King's Mill Hospital admits breast cancer test errors
- Published
Breast cancer treatment at a hospital in Nottinghamshire is to be reviewed after problems with tests on 120 women.
Hospital watchdog Monitor found concerns over "faulty tissues tests" from patients at King's Mill Hospital in Sutton-in-Ashfield.
Managers admitted this meant about half the patients would not have received the most appropriate care.
Seventy-nine women are being recalled with regard to the results of breast tissue biopsies between 2004 and 2010.
Twenty-seven women have been seen by specialists since Friday.
'Increased mortality'
The Care Quality Commission (CQC) will also review wider patient care at Sherwood Forest Hospitals NHS Foundation Trust, which runs the hospital.
Hospital officials have said the fault is due to a technical issue and not medical error.
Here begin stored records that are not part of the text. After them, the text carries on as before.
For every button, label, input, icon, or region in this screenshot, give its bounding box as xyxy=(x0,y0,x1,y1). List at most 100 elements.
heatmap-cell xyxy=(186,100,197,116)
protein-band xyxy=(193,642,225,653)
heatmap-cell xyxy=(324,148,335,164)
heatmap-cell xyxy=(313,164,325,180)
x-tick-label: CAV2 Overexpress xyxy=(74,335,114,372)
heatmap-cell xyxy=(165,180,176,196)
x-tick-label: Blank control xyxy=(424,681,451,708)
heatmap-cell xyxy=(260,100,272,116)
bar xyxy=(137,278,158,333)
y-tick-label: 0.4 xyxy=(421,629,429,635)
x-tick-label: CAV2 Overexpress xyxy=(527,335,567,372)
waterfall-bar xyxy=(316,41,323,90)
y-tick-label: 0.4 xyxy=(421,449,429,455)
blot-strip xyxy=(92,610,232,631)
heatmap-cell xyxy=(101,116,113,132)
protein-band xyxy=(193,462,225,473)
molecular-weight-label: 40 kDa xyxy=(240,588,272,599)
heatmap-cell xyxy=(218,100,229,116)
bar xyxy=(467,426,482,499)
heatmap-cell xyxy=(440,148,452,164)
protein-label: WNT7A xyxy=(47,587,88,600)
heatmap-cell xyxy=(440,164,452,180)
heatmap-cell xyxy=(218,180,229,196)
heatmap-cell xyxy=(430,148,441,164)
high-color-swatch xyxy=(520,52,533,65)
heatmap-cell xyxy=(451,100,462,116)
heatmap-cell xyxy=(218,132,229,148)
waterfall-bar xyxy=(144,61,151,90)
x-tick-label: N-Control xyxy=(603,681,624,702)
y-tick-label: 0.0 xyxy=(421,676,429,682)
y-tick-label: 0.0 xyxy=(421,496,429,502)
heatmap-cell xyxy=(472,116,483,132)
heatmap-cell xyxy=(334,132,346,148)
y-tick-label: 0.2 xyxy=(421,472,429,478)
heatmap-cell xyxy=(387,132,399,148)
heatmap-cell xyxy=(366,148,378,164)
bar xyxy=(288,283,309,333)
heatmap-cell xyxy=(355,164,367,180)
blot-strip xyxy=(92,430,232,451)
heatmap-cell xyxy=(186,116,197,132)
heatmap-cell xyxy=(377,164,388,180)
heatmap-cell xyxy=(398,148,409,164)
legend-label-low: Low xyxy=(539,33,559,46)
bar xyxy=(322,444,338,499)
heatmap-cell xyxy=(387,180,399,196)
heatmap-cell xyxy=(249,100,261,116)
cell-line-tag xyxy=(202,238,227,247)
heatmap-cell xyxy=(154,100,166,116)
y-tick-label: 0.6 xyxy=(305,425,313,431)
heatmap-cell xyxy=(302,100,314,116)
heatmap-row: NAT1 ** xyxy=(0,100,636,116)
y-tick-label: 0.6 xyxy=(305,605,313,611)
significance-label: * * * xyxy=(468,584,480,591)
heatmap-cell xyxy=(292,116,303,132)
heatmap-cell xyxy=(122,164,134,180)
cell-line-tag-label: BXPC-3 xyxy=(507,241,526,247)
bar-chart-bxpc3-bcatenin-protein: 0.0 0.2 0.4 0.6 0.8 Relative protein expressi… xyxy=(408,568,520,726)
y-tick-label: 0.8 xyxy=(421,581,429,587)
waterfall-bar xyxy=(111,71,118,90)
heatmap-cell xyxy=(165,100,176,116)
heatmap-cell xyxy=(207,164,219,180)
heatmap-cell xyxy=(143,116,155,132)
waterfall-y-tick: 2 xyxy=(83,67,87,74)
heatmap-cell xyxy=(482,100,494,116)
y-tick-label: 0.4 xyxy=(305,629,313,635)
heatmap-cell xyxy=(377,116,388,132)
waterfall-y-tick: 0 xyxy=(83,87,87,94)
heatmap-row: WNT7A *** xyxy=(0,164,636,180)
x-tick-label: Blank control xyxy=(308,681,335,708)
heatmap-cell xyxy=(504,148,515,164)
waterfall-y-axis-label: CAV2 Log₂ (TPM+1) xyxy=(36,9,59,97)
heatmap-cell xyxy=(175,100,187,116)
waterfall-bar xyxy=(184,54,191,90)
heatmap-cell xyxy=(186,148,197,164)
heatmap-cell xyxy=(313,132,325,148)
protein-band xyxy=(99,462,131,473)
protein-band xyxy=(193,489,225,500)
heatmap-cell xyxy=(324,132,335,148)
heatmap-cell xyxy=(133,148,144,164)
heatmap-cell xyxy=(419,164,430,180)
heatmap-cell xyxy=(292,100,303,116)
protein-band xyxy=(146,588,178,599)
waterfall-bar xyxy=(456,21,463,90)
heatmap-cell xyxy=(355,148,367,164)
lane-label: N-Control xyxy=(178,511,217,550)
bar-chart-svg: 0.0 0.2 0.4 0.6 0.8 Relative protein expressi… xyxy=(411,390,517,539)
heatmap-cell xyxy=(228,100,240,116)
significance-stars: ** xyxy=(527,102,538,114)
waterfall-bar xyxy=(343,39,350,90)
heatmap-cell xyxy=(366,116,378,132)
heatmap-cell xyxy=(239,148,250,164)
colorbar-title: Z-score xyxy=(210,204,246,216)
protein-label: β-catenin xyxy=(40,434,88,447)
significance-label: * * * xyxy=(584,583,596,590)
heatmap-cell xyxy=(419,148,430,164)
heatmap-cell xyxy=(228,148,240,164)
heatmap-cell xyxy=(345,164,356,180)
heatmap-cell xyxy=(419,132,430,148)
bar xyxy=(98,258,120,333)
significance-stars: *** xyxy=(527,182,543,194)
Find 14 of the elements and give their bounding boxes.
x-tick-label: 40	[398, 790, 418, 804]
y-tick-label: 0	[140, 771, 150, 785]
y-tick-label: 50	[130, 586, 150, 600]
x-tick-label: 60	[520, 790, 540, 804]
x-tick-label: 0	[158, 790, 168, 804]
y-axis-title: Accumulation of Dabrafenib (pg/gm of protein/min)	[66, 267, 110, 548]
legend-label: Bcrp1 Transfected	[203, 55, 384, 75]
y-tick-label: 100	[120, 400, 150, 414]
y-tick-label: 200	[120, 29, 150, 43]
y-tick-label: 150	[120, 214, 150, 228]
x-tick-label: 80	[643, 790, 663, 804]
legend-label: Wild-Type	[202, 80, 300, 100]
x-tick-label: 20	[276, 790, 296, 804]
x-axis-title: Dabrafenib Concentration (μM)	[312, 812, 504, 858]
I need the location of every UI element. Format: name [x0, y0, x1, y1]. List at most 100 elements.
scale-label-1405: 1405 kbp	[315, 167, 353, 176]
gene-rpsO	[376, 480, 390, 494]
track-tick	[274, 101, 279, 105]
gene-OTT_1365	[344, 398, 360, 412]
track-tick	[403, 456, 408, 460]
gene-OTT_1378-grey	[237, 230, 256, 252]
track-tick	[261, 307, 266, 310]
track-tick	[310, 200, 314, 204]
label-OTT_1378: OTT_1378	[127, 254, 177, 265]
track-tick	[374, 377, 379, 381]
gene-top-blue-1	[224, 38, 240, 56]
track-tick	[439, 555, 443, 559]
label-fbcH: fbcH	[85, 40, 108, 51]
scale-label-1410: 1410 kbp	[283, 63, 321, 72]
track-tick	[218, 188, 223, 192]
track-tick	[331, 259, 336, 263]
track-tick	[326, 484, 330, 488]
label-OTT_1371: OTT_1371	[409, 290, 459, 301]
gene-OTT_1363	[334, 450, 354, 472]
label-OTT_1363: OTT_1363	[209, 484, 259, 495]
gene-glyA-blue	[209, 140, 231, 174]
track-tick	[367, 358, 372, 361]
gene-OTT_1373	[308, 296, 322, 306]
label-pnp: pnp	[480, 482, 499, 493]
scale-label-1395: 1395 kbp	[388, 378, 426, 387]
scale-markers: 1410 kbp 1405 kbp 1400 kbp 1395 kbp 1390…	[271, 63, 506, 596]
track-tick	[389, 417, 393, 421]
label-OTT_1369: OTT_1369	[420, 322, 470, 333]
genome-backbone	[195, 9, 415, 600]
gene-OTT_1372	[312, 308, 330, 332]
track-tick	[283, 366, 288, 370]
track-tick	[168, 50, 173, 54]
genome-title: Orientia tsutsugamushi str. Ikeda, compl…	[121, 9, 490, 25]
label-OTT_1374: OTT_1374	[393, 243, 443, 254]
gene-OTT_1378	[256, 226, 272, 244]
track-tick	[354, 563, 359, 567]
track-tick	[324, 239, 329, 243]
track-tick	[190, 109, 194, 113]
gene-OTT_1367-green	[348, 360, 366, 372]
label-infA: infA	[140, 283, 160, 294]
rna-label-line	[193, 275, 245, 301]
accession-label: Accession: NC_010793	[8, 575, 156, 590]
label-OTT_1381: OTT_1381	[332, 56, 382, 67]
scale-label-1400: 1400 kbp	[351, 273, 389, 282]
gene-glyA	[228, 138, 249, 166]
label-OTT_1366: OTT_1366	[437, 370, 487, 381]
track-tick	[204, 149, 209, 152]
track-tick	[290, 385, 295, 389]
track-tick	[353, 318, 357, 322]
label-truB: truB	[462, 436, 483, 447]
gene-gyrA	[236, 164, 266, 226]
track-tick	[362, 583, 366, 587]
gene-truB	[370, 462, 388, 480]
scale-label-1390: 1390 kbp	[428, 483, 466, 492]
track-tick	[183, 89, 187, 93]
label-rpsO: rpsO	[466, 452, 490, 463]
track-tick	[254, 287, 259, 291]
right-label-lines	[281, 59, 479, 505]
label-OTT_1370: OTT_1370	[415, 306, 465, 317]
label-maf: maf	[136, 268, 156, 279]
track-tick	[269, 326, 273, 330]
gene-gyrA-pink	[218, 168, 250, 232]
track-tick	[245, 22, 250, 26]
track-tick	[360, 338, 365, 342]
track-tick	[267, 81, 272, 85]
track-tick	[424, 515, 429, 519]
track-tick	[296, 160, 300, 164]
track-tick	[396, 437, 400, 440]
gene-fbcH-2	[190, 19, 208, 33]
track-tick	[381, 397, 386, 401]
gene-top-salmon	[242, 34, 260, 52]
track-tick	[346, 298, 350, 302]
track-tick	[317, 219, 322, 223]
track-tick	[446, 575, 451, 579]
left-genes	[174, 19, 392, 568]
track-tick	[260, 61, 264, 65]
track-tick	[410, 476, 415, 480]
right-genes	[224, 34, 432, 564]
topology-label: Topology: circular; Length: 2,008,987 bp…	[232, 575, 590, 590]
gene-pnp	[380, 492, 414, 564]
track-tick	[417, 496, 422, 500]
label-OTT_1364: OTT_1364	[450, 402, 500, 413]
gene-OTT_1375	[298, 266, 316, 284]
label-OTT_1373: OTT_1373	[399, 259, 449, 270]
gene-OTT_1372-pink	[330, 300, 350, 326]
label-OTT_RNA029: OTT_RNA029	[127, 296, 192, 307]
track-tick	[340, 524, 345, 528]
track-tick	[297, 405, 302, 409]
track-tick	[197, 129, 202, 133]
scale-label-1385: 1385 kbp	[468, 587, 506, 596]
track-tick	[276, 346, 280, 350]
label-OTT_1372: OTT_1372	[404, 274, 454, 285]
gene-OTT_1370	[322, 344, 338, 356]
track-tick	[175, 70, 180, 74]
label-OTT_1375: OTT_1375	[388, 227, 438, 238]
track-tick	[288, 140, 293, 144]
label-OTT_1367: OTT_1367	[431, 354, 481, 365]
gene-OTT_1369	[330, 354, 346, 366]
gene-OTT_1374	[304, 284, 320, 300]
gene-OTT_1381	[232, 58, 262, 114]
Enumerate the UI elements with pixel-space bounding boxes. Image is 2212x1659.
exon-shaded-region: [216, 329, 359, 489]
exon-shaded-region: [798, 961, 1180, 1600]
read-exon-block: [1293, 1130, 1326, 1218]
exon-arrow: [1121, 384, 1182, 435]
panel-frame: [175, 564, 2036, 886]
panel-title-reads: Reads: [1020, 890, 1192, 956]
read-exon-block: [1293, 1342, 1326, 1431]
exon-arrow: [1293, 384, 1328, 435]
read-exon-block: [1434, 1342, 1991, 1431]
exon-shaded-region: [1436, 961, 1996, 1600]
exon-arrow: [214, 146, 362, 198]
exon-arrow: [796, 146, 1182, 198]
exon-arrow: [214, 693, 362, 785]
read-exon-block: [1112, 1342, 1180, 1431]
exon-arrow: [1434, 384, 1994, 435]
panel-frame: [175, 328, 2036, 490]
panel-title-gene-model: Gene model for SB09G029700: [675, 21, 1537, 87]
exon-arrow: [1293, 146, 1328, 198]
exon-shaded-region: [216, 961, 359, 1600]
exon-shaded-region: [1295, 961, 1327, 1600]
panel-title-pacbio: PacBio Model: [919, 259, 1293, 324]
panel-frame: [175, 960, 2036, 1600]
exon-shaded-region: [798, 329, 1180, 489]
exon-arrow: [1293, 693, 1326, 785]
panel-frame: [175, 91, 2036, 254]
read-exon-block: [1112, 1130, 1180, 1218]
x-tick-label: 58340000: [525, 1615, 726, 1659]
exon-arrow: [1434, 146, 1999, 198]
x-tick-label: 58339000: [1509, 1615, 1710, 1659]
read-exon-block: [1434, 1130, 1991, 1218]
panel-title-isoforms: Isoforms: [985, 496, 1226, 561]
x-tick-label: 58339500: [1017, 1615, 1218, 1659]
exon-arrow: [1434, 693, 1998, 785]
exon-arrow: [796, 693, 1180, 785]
All the affected women had already been diagnosed with breast cancer, but there were problems with further tests to see what treatment would be most effective.
A number of women involved in the testing errors between 2004 and 2010 have since died of cancer but it is unclear whether any of these deaths were as a direct result of the problems.
Trust medical director Dr Nabeel Ali said: "About half the women affected would have been offered different treatment had we known the correct result.
"Those women would have experienced a 5% increased mortality rate over 10 years from their breast cancer."
Monitor has already raised concerns over the financial viability of the trust because of the rising costs of a private finance initiative to rebuild King's Mill Hospital.
It stepped in and appointed Chris Mellor as interim chairman following the resignation of Tracey Doucét as trust chairman on Thursday.
A Monitor spokesman said the inspection team would include experts in breast screening, pathology and clinical governance.
The CQC has also agreed to carry out a review to determine if there are any concerns about standards of patient care elsewhere at the trust.
'Extremely sorry'
Stephen Hay, the Monitor spokesman, said: "We are using our formal regulatory powers of intervention because we are concerned the trust has failed to get to grips with the scale of the problems it faces.
"In addition to the trust's financial difficulties, our concern about its leadership has been heightened by the disclosure that some breast cancer patients are to receive an apology from the trust and an urgent review of their treatment after an investigation into faulty pathology test results."
He said the watchdog had stepped in because the trust's financial performance had "rapidly deteriorated" after it made a £5.9m loss in the first quarter of 2012 and "failed to deliver recurrent savings of £10m" in the past year.
CQC chief executive David Behan said: "This urgent inspection will allow us to take an in-depth look at the quality and safety of the trust's services that relate to breast cancer screening, pathology and clinical governance."
Interim chief executive Dr Mark Goldman said: "We are extremely sorry this has happened and we will apologise to each and every one who is affected.
"And I am sorry not only to them but also to every other patient who is unnerved by what has happened here.
"I am very confident in the clinical team who are looking after women here both now and in the future."
Sherwood Forest Trust, which was awarded Foundation Trust status in 2007, serves a population of 418,000 people across Nottinghamshire as well as parts of Derbyshire and Lincolnshire.
The trust runs King's Mill Hospital in Sutton-in-Ashfield, and Newark Hospital.